Когда мы спустились с холма и пришли на Агору, все, начиная с мелких торговцев зеленью и хлебом, возбужденно обсуждали последние новости. Проголодавшись после утренних событий, некоторые из нас остановились у прилавков; надо думать, торговки хлебом, скорчившиеся у своих печей, выручили сегодня немало. То тут, то там виднелись группки проституток, которые были вне себя от радости, что Фрина спасена. Конечно, в их словах не было и следа того недовольства, которое буквально распирало граждан, обдумывающих новые законы.
— Хвала Афродите! — восклицали все.
— Я пообещала богине свое лучшее украшение, если она спасет Фрину, — сказала какая-то девушка. — И теперь я отдам самое-самое лучшее! Ибо каждый мог лицезреть красоту и могущество нашей любимой богини.
— Я тоже молилась все утро, — сказала другая, и я вспомнил, что видел ее у Трифены. — А как это великодушно со стороны Фрины — ни словом не обмолвиться об остальных! Она всегда была доброй и благородной. Вот боги и пощадили ее! Хвала Деметре и Коре! Хвала Афродите и Эросу!

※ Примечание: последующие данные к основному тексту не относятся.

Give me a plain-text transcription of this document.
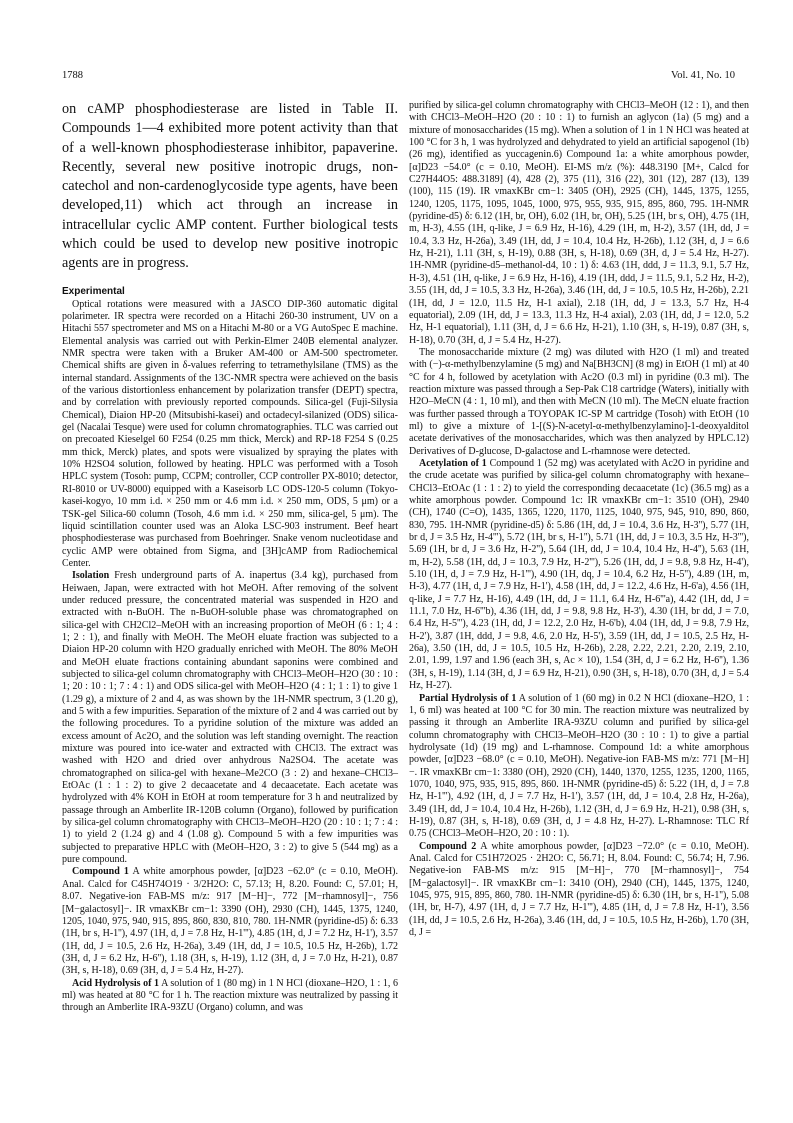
1788	Vol. 41, No. 10

on cAMP phosphodiesterase are listed in Table II. Compounds 1—4 exhibited more potent activity than that of a well-known phosphodiesterase inhibitor, papaverine. Recently, several new positive inotropic drugs, non-catechol and non-cardenoglycoside type agents, have been developed,11) which act through an increase in intracellular cyclic AMP content. Further biological tests which could be used to develop new positive inotropic agents are in progress.

Experimental

Optical rotations were measured with a JASCO DIP-360 automatic digital polarimeter. IR spectra were recorded on a Hitachi 260-30 instrument, UV on a Hitachi 557 spectrometer and MS on a Hitachi M-80 or a VG AutoSpec E machine. Elemental analysis was carried out with Perkin-Elmer 240B elemental analyzer. NMR spectra were taken with a Bruker AM-400 or AM-500 spectrometer. Chemical shifts are given in δ-values referring to tetramethylsilane (TMS) as the internal standard. Assignments of the 13C-NMR spectra were achieved on the basis of the various distortionless enhancement by polarization transfer (DEPT) spectra, and by correlation with previously reported compounds. Silica-gel (Fuji-Silysia Chemical), Diaion HP-20 (Mitsubishi-kasei) and octadecyl-silanized (ODS) silica-gel (Nacalai Tesque) were used for column chromatographies. TLC was carried out on precoated Kieselgel 60 F254 (0.25 mm thick, Merck) and RP-18 F254 S (0.25 mm thick, Merck) plates, and spots were visualized by spraying the plates with 10% H2SO4 solution, followed by heating. HPLC was performed with a Tosoh HPLC system (Tosoh: pump, CCPM; controller, CCP controller PX-8010; detector, RI-8010 or UV-8000) equipped with a Kaseisorb LC ODS-120-5 column (Tokyo-kasei-kogyo, 10 mm i.d. × 250 mm or 4.6 mm i.d. × 250 mm, ODS, 5 μm) or a TSK-gel Silica-60 column (Tosoh, 4.6 mm i.d. × 250 mm, silica-gel, 5 μm). The liquid scintillation counter used was an Aloka LSC-903 instrument. Beef heart phosphodiesterase was purchased from Boehringer. Snake venom nucleotidase and cyclic AMP were obtained from Sigma, and [3H]cAMP from Radiochemical Center.

Isolation Fresh underground parts of A. inapertus (3.4 kg), purchased from Heiwaen, Japan, were extracted with hot MeOH. After removing of the solvent under reduced pressure, the concentrated material was suspended in H2O and extracted with n-BuOH. The n-BuOH-soluble phase was chromatographed on silica-gel with CH2Cl2–MeOH with an increasing proportion of MeOH (6 : 1; 4 : 1; 2 : 1), and finally with MeOH. The MeOH eluate fraction was subjected to a Diaion HP-20 column with H2O gradually enriched with MeOH. The 80% MeOH and MeOH eluate fractions containing abundant saponins were combined and subjected to silica-gel column chromatography with CHCl3–MeOH–H2O (30 : 10 : 1; 20 : 10 : 1; 7 : 4 : 1) and ODS silica-gel with MeOH–H2O (4 : 1; 1 : 1) to give 1 (1.29 g), a mixture of 2 and 4, as was shown by the 1H-NMR spectrum, 3 (1.20 g), and 5 with a few impurities. Separation of the mixture of 2 and 4 was carried out by the following procedures. To a pyridine solution of the mixture was added an excess amount of Ac2O, and the solution was left standing overnight. The reaction mixture was poured into ice-water and extracted with CHCl3. The extract was washed with H2O and dried over anhydrous Na2SO4. The acetate was chromatographed on silica-gel with hexane–Me2CO (3 : 2) and hexane–CHCl3–EtOAc (1 : 1 : 2) to give 2 decaacetate and 4 decaacetate. Each acetate was hydrolyzed with 4% KOH in EtOH at room temperature for 3 h and neutralized by passage through an Amberlite IR-120B column (Organo), followed by purification by silica-gel column chromatography with CHCl3–MeOH–H2O (20 : 10 : 1; 7 : 4 : 1) to yield 2 (1.24 g) and 4 (1.08 g). Compound 5 with a few impurities was subjected to preparative HPLC with (MeOH–H2O, 3 : 2) to give 5 (544 mg) as a pure compound.

Compound 1 A white amorphous powder, [α]D23 −62.0° (c = 0.10, MeOH). Anal. Calcd for C45H74O19 · 3/2H2O: C, 57.13; H, 8.20. Found: C, 57.01; H, 8.07. Negative-ion FAB-MS m/z: 917 [M−H]−, 772 [M−rhamnosyl]−, 756 [M−galactosyl]−. IR νmaxKBr cm−1: 3390 (OH), 2930 (CH), 1445, 1375, 1240, 1205, 1040, 975, 940, 915, 895, 860, 830, 810, 780. 1H-NMR (pyridine-d5) δ: 6.33 (1H, br s, H-1''), 4.97 (1H, d, J = 7.8 Hz, H-1'''), 4.85 (1H, d, J = 7.2 Hz, H-1'), 3.57 (1H, dd, J = 10.5, 2.6 Hz, H-26a), 3.49 (1H, dd, J = 10.5, 10.5 Hz, H-26b), 1.72 (3H, d, J = 6.2 Hz, H-6''), 1.18 (3H, s, H-19), 1.12 (3H, d, J = 7.0 Hz, H-21), 0.87 (3H, s, H-18), 0.69 (3H, d, J = 5.4 Hz, H-27).

Acid Hydrolysis of 1 A solution of 1 (80 mg) in 1 N HCl (dioxane–H2O, 1 : 1, 6 ml) was heated at 80 °C for 1 h. The reaction mixture was neutralized by passing it through an Amberlite IRA-93ZU (Organo) column, and was

purified by silica-gel column chromatography with CHCl3–MeOH (12 : 1), and then with CHCl3–MeOH–H2O (20 : 10 : 1) to furnish an aglycon (1a) (5 mg) and a mixture of monosaccharides (15 mg). When a solution of 1 in 1 N HCl was heated at 100 °C for 3 h, 1 was hydrolyzed and dehydrated to yield an artificial sapogenol (1b) (26 mg), identified as yuccagenin.6) Compound 1a: a white amorphous powder, [α]D23 −54.0° (c = 0.10, MeOH). EI-MS m/z (%): 448.3190 [M+, Calcd for C27H44O5: 488.3189] (4), 428 (2), 375 (11), 316 (22), 301 (12), 287 (13), 139 (100), 115 (19). IR νmaxKBr cm−1: 3405 (OH), 2925 (CH), 1445, 1375, 1255, 1240, 1205, 1175, 1095, 1045, 1000, 975, 955, 935, 915, 895, 860, 795. 1H-NMR (pyridine-d5) δ: 6.12 (1H, br, OH), 6.02 (1H, br, OH), 5.25 (1H, br s, OH), 4.75 (1H, m, H-3), 4.55 (1H, q-like, J = 6.9 Hz, H-16), 4.29 (1H, m, H-2), 3.57 (1H, dd, J = 10.4, 3.3 Hz, H-26a), 3.49 (1H, dd, J = 10.4, 10.4 Hz, H-26b), 1.12 (3H, d, J = 6.6 Hz, H-21), 1.11 (3H, s, H-19), 0.88 (3H, s, H-18), 0.69 (3H, d, J = 5.4 Hz, H-27). 1H-NMR (pyridine-d5–methanol-d4, 10 : 1) δ: 4.63 (1H, ddd, J = 11.3, 9.1, 5.7 Hz, H-3), 4.51 (1H, q-like, J = 6.9 Hz, H-16), 4.19 (1H, ddd, J = 11.5, 9.1, 5.2 Hz, H-2), 3.55 (1H, dd, J = 10.5, 3.3 Hz, H-26a), 3.46 (1H, dd, J = 10.5, 10.5 Hz, H-26b), 2.21 (1H, dd, J = 12.0, 11.5 Hz, H-1 axial), 2.18 (1H, dd, J = 13.3, 5.7 Hz, H-4 equatorial), 2.09 (1H, dd, J = 13.3, 11.3 Hz, H-4 axial), 2.03 (1H, dd, J = 12.0, 5.2 Hz, H-1 equatorial), 1.11 (3H, d, J = 6.6 Hz, H-21), 1.10 (3H, s, H-19), 0.87 (3H, s, H-18), 0.70 (3H, d, J = 5.4 Hz, H-27).

The monosaccharide mixture (2 mg) was diluted with H2O (1 ml) and treated with (−)-α-methylbenzylamine (5 mg) and Na[BH3CN] (8 mg) in EtOH (1 ml) at 40 °C for 4 h, followed by acetylation with Ac2O (0.3 ml) in pyridine (0.3 ml). The reaction mixture was passed through a Sep-Pak C18 cartridge (Waters), initially with H2O–MeCN (4 : 1, 10 ml), and then with MeCN (10 ml). The MeCN eluate fraction was further passed through a TOYOPAK IC-SP M cartridge (Tosoh) with EtOH (10 ml) to give a mixture of 1-[(S)-N-acetyl-α-methylbenzylamino]-1-deoxyalditol acetate derivatives of the monosaccharides, which was then analyzed by HPLC.12) Derivatives of D-glucose, D-galactose and L-rhamnose were detected.

Acetylation of 1 Compound 1 (52 mg) was acetylated with Ac2O in pyridine and the crude acetate was purified by silica-gel column chromatography with hexane–CHCl3–EtOAc (1 : 1 : 2) to yield the corresponding decaacetate (1c) (36.5 mg) as a white amorphous powder. Compound 1c: IR νmaxKBr cm−1: 3510 (OH), 2940 (CH), 1740 (C=O), 1435, 1365, 1220, 1170, 1125, 1040, 975, 945, 910, 890, 860, 830, 795. 1H-NMR (pyridine-d5) δ: 5.86 (1H, dd, J = 10.4, 3.6 Hz, H-3''), 5.77 (1H, br d, J = 3.5 Hz, H-4'''), 5.72 (1H, br s, H-1''), 5.71 (1H, dd, J = 10.3, 3.5 Hz, H-3'''), 5.69 (1H, br d, J = 3.6 Hz, H-2''), 5.64 (1H, dd, J = 10.4, 10.4 Hz, H-4''), 5.63 (1H, m, H-2), 5.58 (1H, dd, J = 10.3, 7.9 Hz, H-2'''), 5.26 (1H, dd, J = 9.8, 9.8 Hz, H-4'), 5.10 (1H, d, J = 7.9 Hz, H-1'''), 4.90 (1H, dq, J = 10.4, 6.2 Hz, H-5''), 4.89 (1H, m, H-3), 4.77 (1H, d, J = 7.9 Hz, H-1'), 4.58 (1H, dd, J = 12.2, 4.6 Hz, H-6'a), 4.56 (1H, q-like, J = 7.7 Hz, H-16), 4.49 (1H, dd, J = 11.1, 6.4 Hz, H-6'''a), 4.42 (1H, dd, J = 11.1, 7.0 Hz, H-6'''b), 4.36 (1H, dd, J = 9.8, 9.8 Hz, H-3'), 4.30 (1H, br dd, J = 7.0, 6.4 Hz, H-5'''), 4.23 (1H, dd, J = 12.2, 2.0 Hz, H-6'b), 4.04 (1H, dd, J = 9.8, 7.9 Hz, H-2'), 3.87 (1H, ddd, J = 9.8, 4.6, 2.0 Hz, H-5'), 3.59 (1H, dd, J = 10.5, 2.5 Hz, H-26a), 3.50 (1H, dd, J = 10.5, 10.5 Hz, H-26b), 2.28, 2.22, 2.21, 2.20, 2.19, 2.10, 2.01, 1.99, 1.97 and 1.96 (each 3H, s, Ac × 10), 1.54 (3H, d, J = 6.2 Hz, H-6''), 1.36 (3H, s, H-19), 1.14 (3H, d, J = 6.9 Hz, H-21), 0.90 (3H, s, H-18), 0.70 (3H, d, J = 5.4 Hz, H-27).

Partial Hydrolysis of 1 A solution of 1 (60 mg) in 0.2 N HCl (dioxane–H2O, 1 : 1, 6 ml) was heated at 100 °C for 30 min. The reaction mixture was neutralized by passing it through an Amberlite IRA-93ZU column and purified by silica-gel column chromatography with CHCl3–MeOH–H2O (30 : 10 : 1) to give a partial hydrolysate (1d) (19 mg) and L-rhamnose. Compound 1d: a white amorphous powder, [α]D23 −68.0° (c = 0.10, MeOH). Negative-ion FAB-MS m/z: 771 [M−H]−. IR νmaxKBr cm−1: 3380 (OH), 2920 (CH), 1440, 1370, 1255, 1235, 1200, 1165, 1070, 1040, 975, 935, 915, 895, 860. 1H-NMR (pyridine-d5) δ: 5.22 (1H, d, J = 7.8 Hz, H-1'''), 4.92 (1H, d, J = 7.7 Hz, H-1'), 3.57 (1H, dd, J = 10.4, 2.8 Hz, H-26a), 3.49 (1H, dd, J = 10.4, 10.4 Hz, H-26b), 1.12 (3H, d, J = 6.9 Hz, H-21), 0.98 (3H, s, H-19), 0.87 (3H, s, H-18), 0.69 (3H, d, J = 4.8 Hz, H-27). L-Rhamnose: TLC Rf 0.75 (CHCl3–MeOH–H2O, 20 : 10 : 1).

Compound 2 A white amorphous powder, [α]D23 −72.0° (c = 0.10, MeOH). Anal. Calcd for C51H72O25 · 2H2O: C, 56.71; H, 8.04. Found: C, 56.74; H, 7.96. Negative-ion FAB-MS m/z: 915 [M−H]−, 770 [M−rhamnosyl]−, 754 [M−galactosyl]−. IR νmaxKBr cm−1: 3410 (OH), 2940 (CH), 1445, 1375, 1240, 1045, 975, 915, 895, 860, 780. 1H-NMR (pyridine-d5) δ: 6.30 (1H, br s, H-1''), 5.08 (1H, br, H-7), 4.97 (1H, d, J = 7.7 Hz, H-1'''), 4.85 (1H, d, J = 7.8 Hz, H-1'), 3.56 (1H, dd, J = 10.5, 2.6 Hz, H-26a), 3.46 (1H, dd, J = 10.5, 10.5 Hz, H-26b), 1.70 (3H, d, J =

— Эросу, о да, Эросу! — почти с юношеским пылом воскликнул пожилой мужчина. Его приятное, еще не тронутое морщинами лицо сияло, словно к нему только что снизошла богиня красоты и радости. — Мне было видение, — сказал он своему спутнику, когда они остановились возле прилавка, чтобы перекусить хлебом и оливками. — Все изваянные мной женские фигуры были одеты. Даже статуя, которую безумный кузнец задушил золотом, — даже она ничто по сравнению с тем, что я сделаю теперь. Если отпущенных мне дней хватит, чтобы воплотить в жизнь этот замысел, я сотворю чудо. Я создам новую статую, совершенно новую, в честь Фрины. Из самого лучшего мрамора высеку я Афродиту, обнаженную, а Фрина будет моей натурщицей.